Slayt gösterisinde, Başbakan Erdoğan'ın Ankara'da tedavisi yapılan Gazze'de yaralanan Filistinliler'e geçmiş olsun ziyareti, bu ziyaret sırasında duygulanışı ve Davos'ta İsrail Cumhurbaşkanı Peres ile tartışmasından sonra salondan ayrılışını gösteren fotoğraflar yer aldı. Erdoğan'ın toplantıdan ayrılışı gösteren slayt salondan büyük alkış aldı.
SURİYE SINIRINDAKİ MAYINLAR
Erdoğan, törende yaptığı konuşmada 1950-1960 yılları arasında Türkiye ile Suriye sınırı arasına döşenen mayınların bulunduğunu, bu mayınların Suriye tarafından temizlendiğini, Türkiye'nin de temizlemek için yasa çıkarttığını söyledi.
Erdoğan, şunları söyledi:
'İktidarımız döneminde adımları attık ve hamdolsun parlamentomuzdan geçenlerde kavga, gürültü yasayı geçirdik.
Ne diyorlardı? Bu mayınları İsrail'e peşkeş çekmek için temizliyorsunuz veya İsrailliler'e vereceksiniz. Onlar vasıtasıyla burada bu temizliği yaptıracaksınız. Kime diyorlardı bunu? Bizim iktidarımıza. Biz kimdik? Bizi tanıyan zaten çok iyi tanıyor. Ne yazık ki bizim muhalefetimiz bizi hala tanıyamamıştı, tanıyamayacaktı da. Ama milletimiz bizi gayet iyi tanıyor. Suriye'li kardeşlerimiz de bizi çok çok iyi tanıyor. Cumhurbaşkanımız da Parlamento'dan çıkan bu yasayı onayladılar. Fakat muhalefet yine durmadı. Anayasa Mahkemesi'ne götürdü. Şimdi Anayasa Mahkemesi'nin kararını bekliyoruz. İnşallah hayırlı olur.
Bu atacağımız adımlarla inanıyorum ki tarım, özellikle de organik tarım çok daha hızla gelişecek. Yine inanıyorum ki aramızdaki bu süreçte Amik Ovası başta olmak üzere, barajımızı Asi Nehri üzerinde gerçekleştirmek suretiyle bu topraklar yeniden bolluk ve bereket kaynağı haline gelecektir. Bundan hiç endişeniz olmasın.
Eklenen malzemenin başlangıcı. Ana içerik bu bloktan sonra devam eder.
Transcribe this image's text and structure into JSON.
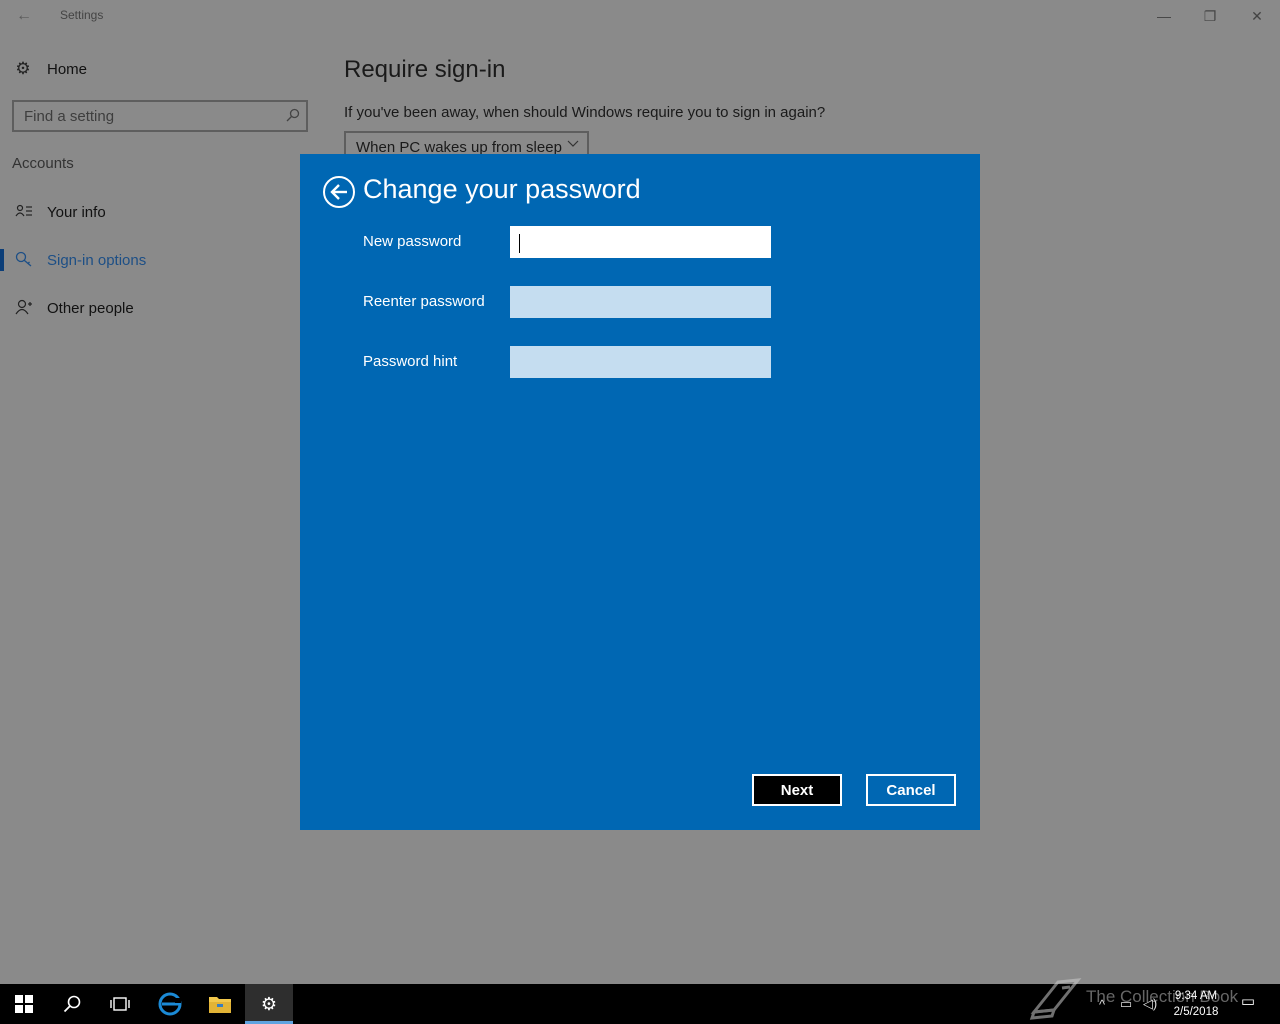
{
  "window": {
    "title": "Settings",
    "back_icon": "back-arrow-icon",
    "controls": {
      "minimize": "—",
      "maximize": "❐",
      "close": "✕"
    }
  },
  "sidebar": {
    "home_label": "Home",
    "search_placeholder": "Find a setting",
    "section": "Accounts",
    "items": [
      {
        "label": "Your info",
        "icon": "person-card-icon"
      },
      {
        "label": "Sign-in options",
        "icon": "key-icon",
        "active": true
      },
      {
        "label": "Other people",
        "icon": "add-person-icon"
      }
    ]
  },
  "content": {
    "title": "Require sign-in",
    "description": "If you've been away, when should Windows require you to sign in again?",
    "dropdown_value": "When PC wakes up from sleep"
  },
  "dialog": {
    "title": "Change your password",
    "fields": [
      {
        "label": "New password",
        "value": ""
      },
      {
        "label": "Reenter password",
        "value": ""
      },
      {
        "label": "Password hint",
        "value": ""
      }
    ],
    "next_label": "Next",
    "cancel_label": "Cancel",
    "background": "#0067b3"
  },
  "taskbar": {
    "items": [
      "windows-start-icon",
      "search-icon",
      "task-view-icon",
      "edge-icon",
      "file-explorer-icon",
      "settings-gear-icon"
    ],
    "time": "9:34 AM",
    "date": "2/5/2018"
  },
  "watermark": {
    "text": "The Collection Book"
  }
}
Her iki tarafta da bu azim var.'
'KARDEŞLER BİRBİRİNDEN AYRI OLUR MU?'
'Negatif değil, pozitif bir güç oluşturmaktan yana olduklarını' vurgulayan Başbakan Erdoğan, Türkiye ile Suriye arasında şu anda bu iradenin bulunduğunu ifade etti.
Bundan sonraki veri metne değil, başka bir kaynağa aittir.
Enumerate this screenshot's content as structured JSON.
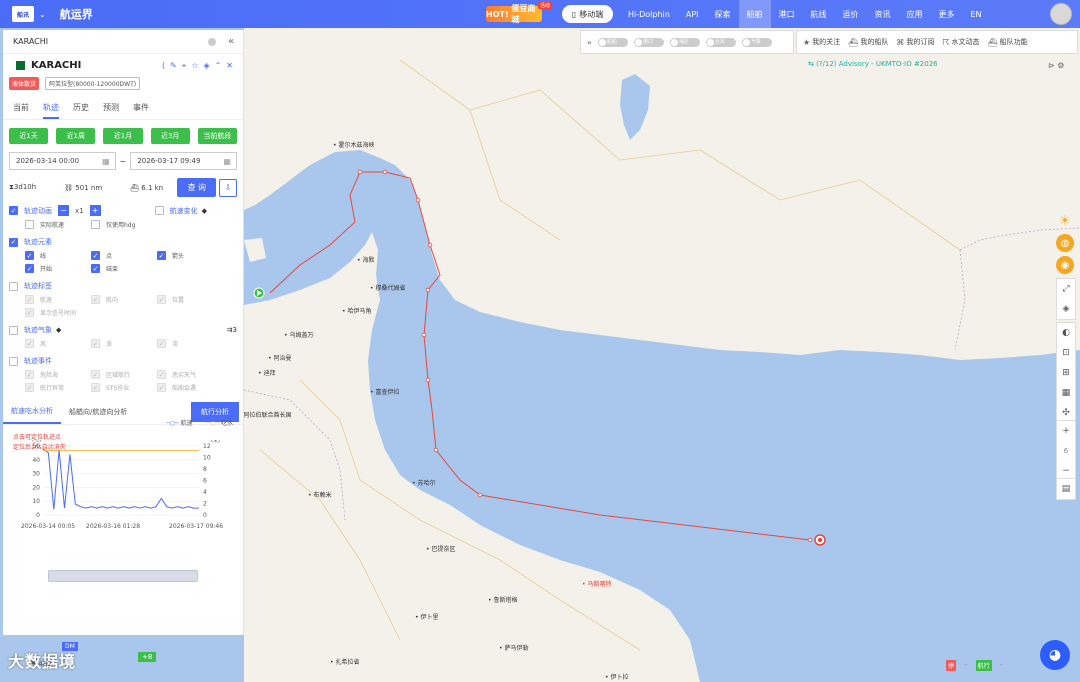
{
  "nav": {
    "app_name": "航运界",
    "hot": "HOT!",
    "hot_sub": "蛋豆商城",
    "mobile": "移动端",
    "items": [
      "Hi-Dolphin",
      "API",
      "探索",
      "船舶",
      "港口",
      "航线",
      "运价",
      "资讯",
      "应用",
      "更多",
      "EN"
    ],
    "active_index": 3
  },
  "search": {
    "value": "KARACHI"
  },
  "ship": {
    "name": "KARACHI",
    "tag_type": "液体散货",
    "tag_class": "阿芙拉型(80000-120000DWT)"
  },
  "tabs": [
    "当前",
    "轨迹",
    "历史",
    "预测",
    "事件"
  ],
  "range_buttons": [
    "近1天",
    "近1周",
    "近1月",
    "近3月",
    "当前航段"
  ],
  "date_from": "2026-03-14 00:00",
  "date_to": "2026-03-17 09:49",
  "stats": {
    "duration": "3d10h",
    "distance": "501 nm",
    "speed": "6.1 kn"
  },
  "query_label": "查 询",
  "sections": {
    "anim": {
      "label": "轨迹动画",
      "speed": "x1",
      "speed_change": "航速变化",
      "opt1": "实际航速",
      "opt2": "仅使用hdg"
    },
    "elements": {
      "label": "轨迹元素",
      "items": [
        "线",
        "点",
        "箭头",
        "开始",
        "结束"
      ]
    },
    "marks": {
      "label": "轨迹标签",
      "items": [
        "航速",
        "航向",
        "位置",
        "显示信号时间"
      ]
    },
    "weather": {
      "label": "轨迹气象",
      "items": [
        "风",
        "浪",
        "流"
      ]
    },
    "events": {
      "label": "轨迹事件",
      "items": [
        "危险海",
        "区域航行",
        "恶劣天气",
        "航行异常",
        "STS作业",
        "船舶会遇"
      ]
    }
  },
  "analysis": {
    "tab1": "航速吃水分析",
    "tab2": "船艏向/航迹向分析",
    "tab3": "航行分析"
  },
  "hint": [
    "点击可定位轨迹点",
    "定位后10s自动消失"
  ],
  "legend": {
    "speed": "航速",
    "draught": "吃水"
  },
  "chart_data": {
    "type": "line",
    "title": "",
    "x": [
      "2026-03-14 00:05",
      "2026-03-16 01:28",
      "2026-03-17 09:46"
    ],
    "ylabel_left": "(节)",
    "ylabel_right": "(米)",
    "ylim_left": [
      0,
      50
    ],
    "ylim_right": [
      0,
      12
    ],
    "left_ticks": [
      0,
      10,
      20,
      30,
      40,
      50
    ],
    "right_ticks": [
      0,
      2,
      4,
      6,
      8,
      10,
      12
    ],
    "series": [
      {
        "name": "航速",
        "color": "#4a6cf7",
        "values": [
          48,
          45,
          4,
          47,
          5,
          44,
          8,
          6,
          5,
          6,
          5,
          6,
          5,
          6,
          5,
          6,
          5,
          6,
          5,
          6,
          5,
          6,
          12,
          6,
          5,
          6,
          5,
          6,
          5,
          5
        ]
      },
      {
        "name": "吃水",
        "color": "#f5b942",
        "values": [
          11.2,
          11.2,
          11.2,
          11.2,
          11.2,
          11.2,
          11.2,
          11.2,
          11.2,
          11.2
        ]
      }
    ]
  },
  "toggles": [
    "船舶",
    "港口",
    "海区",
    "台风",
    "气象"
  ],
  "fleet": [
    "我的关注",
    "我的船队",
    "我的订阅",
    "水文动态",
    "船队功能"
  ],
  "advisory": "(?/12) Advisory - UKMTO-IO #2026",
  "side_numbers": {
    "zoom": "6"
  },
  "map_labels": [
    {
      "t": "霍尔木兹海峡",
      "x": 333,
      "y": 140
    },
    {
      "t": "海默",
      "x": 357,
      "y": 255
    },
    {
      "t": "哈伊马角",
      "x": 342,
      "y": 306
    },
    {
      "t": "穆桑代姆省",
      "x": 370,
      "y": 283
    },
    {
      "t": "乌姆盖万",
      "x": 284,
      "y": 330
    },
    {
      "t": "阿治曼",
      "x": 268,
      "y": 353
    },
    {
      "t": "迪拜",
      "x": 258,
      "y": 368
    },
    {
      "t": "阿拉伯联合酋长国",
      "x": 238,
      "y": 410
    },
    {
      "t": "富查伊拉",
      "x": 370,
      "y": 387
    },
    {
      "t": "苏哈尔",
      "x": 412,
      "y": 478
    },
    {
      "t": "布赖米",
      "x": 308,
      "y": 490
    },
    {
      "t": "巴提奈区",
      "x": 426,
      "y": 544
    },
    {
      "t": "马斯喀特",
      "x": 582,
      "y": 579,
      "red": true
    },
    {
      "t": "鲁斯塔格",
      "x": 488,
      "y": 595
    },
    {
      "t": "伊卜里",
      "x": 415,
      "y": 612
    },
    {
      "t": "萨马伊勒",
      "x": 499,
      "y": 643
    },
    {
      "t": "扎希拉省",
      "x": 330,
      "y": 657
    },
    {
      "t": "伊卜拉",
      "x": 605,
      "y": 672
    }
  ],
  "brand": "大数据境",
  "dm": "DM",
  "plus": "+8",
  "count": "482",
  "map_legend": [
    "停",
    "航行"
  ]
}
Ortadoğu'nun hassas bir bölge olduğunu belirten Erdoğan, Türkiye'nin bu hassas bölgede her zaman olumlu bir rol oynama gayreti içerisinde olduğunu dile getirdi.
Başbakan Erdoğan, şunları kaydetti:
'Bildiğiniz gibi İsrail-Suriye arasında bir süreç başlattık. Ne yazık ki Gazze olaylarıyla bu süreç engellendi. Temennimiz odur ki engellenmesin ve Suriye'nin hakları kendine iade edilmek suretiyle buradaki bu olumsuzluk giderilsin. Aynı şey Filistin-İsrail arasında cereyan ediyor. Burada da yine aynı durumu ortaya koyduk. Aynı durum Filistin'de devam ediyor. Filistin'de de ne yazık ki kardeşler birbirinden ayrı yaşıyor. Kardeşler birbirinden ayrı olur mu? Onların da birleşmesi lazım. Onların da birbirleriyle barışması lazım. Ben yeri geldiği zaman konuşuyorum. 'Müslümanlar kardeştir' diyorum. Nasıl kardeşlik bu? Lafla kardeşlik olmaz. Uygulamayla kardeşlik olur. Bunun yerine getirilmesi lazım.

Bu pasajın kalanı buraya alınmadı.